Dans la cause Flex-Rest, LLC v. Steelcase, Inc. (Fed. Cir.; July 13, 2006), Steelcase stipulait que son support “KBS” pour clavier était en contrefaçon. De son côté, Flex-Rest stipulait que l’appareil de Steelcase avait été conçu et “mis en application” (“reduced to practice”) avant que l’invention de Flex-Rest ait été conçue en novembre 1990. Flex-Rest stipulait également que le produit KBS enseignait toutes les limitations des revendications affirmées. Conséquemment, l’appareil de Steelcase invalidait complètement les revendications en question sous 35 U.S.C.102 (g)… à moins que Flex-Rest puisse établir “a sufficient evidentiary basis for a reasonable jury to find . . . that there was suppression or abandonment by Steelcase in connection with the KBS [device].”… ce que Flex-Rest ne put réussir.
Under 35 U.S.C. § 102(g)(2), “[a] person shall be entitled to a patent unless—. . . before such person’s invention thereof, the invention was made in this country by another inventor who had not abandoned, suppressed, or concealed it.” The Federal Circuit explained that there are actually two types of suppression or concealment under this section of the statute:
cases in which the inventor intentionally suppresses or conceals his invention, and cases in which a legal inference of suppression or concealment can be drawn based on an unreasonable delay in making the invention publicly known.
Selon le Juge Linn:
In this case, Flex-Rest offered no evidence to indicate that Steelcase’s delay of six and one-half months between reduction to practice and commercialization of the KBS device was not the result of reasonable steps to bring the invention to market.
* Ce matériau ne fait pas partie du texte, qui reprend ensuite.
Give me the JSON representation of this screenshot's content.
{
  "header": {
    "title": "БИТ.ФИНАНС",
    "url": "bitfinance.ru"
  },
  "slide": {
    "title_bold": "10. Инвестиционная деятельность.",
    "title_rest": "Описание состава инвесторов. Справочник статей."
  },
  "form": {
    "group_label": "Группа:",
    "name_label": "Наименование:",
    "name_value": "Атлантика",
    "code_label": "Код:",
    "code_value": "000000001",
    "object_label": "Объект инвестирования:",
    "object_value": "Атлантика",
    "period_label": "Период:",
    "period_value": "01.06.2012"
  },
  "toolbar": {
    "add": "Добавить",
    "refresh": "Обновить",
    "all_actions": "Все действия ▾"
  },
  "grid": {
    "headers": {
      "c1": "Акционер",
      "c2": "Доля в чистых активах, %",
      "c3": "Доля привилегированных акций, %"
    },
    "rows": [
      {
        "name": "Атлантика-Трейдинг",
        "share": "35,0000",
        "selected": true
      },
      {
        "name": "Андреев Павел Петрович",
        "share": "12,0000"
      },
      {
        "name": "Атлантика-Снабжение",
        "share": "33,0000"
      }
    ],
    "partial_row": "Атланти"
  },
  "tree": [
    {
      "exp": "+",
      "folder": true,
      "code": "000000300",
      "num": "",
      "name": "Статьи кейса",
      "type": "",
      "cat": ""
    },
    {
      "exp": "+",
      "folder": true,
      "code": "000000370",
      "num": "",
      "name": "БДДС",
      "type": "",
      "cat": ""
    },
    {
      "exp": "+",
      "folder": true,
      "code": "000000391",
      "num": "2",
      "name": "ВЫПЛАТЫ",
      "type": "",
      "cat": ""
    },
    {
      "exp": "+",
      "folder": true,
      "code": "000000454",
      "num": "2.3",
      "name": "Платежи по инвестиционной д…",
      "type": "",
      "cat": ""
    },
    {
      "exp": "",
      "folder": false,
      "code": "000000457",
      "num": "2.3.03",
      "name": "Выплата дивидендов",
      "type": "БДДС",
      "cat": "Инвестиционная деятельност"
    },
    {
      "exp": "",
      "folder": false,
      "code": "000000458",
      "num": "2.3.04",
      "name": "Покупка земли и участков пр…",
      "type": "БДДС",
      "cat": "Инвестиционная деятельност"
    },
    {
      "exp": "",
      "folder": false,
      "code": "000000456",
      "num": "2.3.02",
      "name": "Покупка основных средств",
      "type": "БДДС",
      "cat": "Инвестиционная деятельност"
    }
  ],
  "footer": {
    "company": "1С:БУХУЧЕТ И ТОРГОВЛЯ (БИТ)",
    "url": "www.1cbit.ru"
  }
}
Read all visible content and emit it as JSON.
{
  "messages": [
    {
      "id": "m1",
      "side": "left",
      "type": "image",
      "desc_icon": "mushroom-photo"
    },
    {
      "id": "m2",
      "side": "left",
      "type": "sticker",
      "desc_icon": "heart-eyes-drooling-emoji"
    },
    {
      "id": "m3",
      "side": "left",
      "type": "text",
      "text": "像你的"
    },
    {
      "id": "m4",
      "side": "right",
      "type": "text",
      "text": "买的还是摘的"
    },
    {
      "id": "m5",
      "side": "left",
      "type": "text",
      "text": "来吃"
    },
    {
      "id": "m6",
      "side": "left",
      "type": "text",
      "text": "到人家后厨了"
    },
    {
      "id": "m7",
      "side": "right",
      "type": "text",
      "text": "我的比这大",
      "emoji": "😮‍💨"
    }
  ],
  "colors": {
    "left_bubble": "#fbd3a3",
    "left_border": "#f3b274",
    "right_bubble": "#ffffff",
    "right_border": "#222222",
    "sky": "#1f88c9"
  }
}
After reduction to practice, Steelcase resolved design issues and spent $775,000 on tooling for the parts to the KBS device. The lead times for creating the tooling varied from four weeks to approximately six months. Therefore, it does not appear that Steelcase could have brought the KBS device to market much sooner than the trade show unveiling in June 1991.
At the same time, Steelcase’s patent counsel began drafting a patent application for the KBS device, submitting a first draft to Steelcase in March 1991. The draft was reviewed by the four named inventors and filed in May 1991. No evidence indicated that this amount of time was unreasonably long.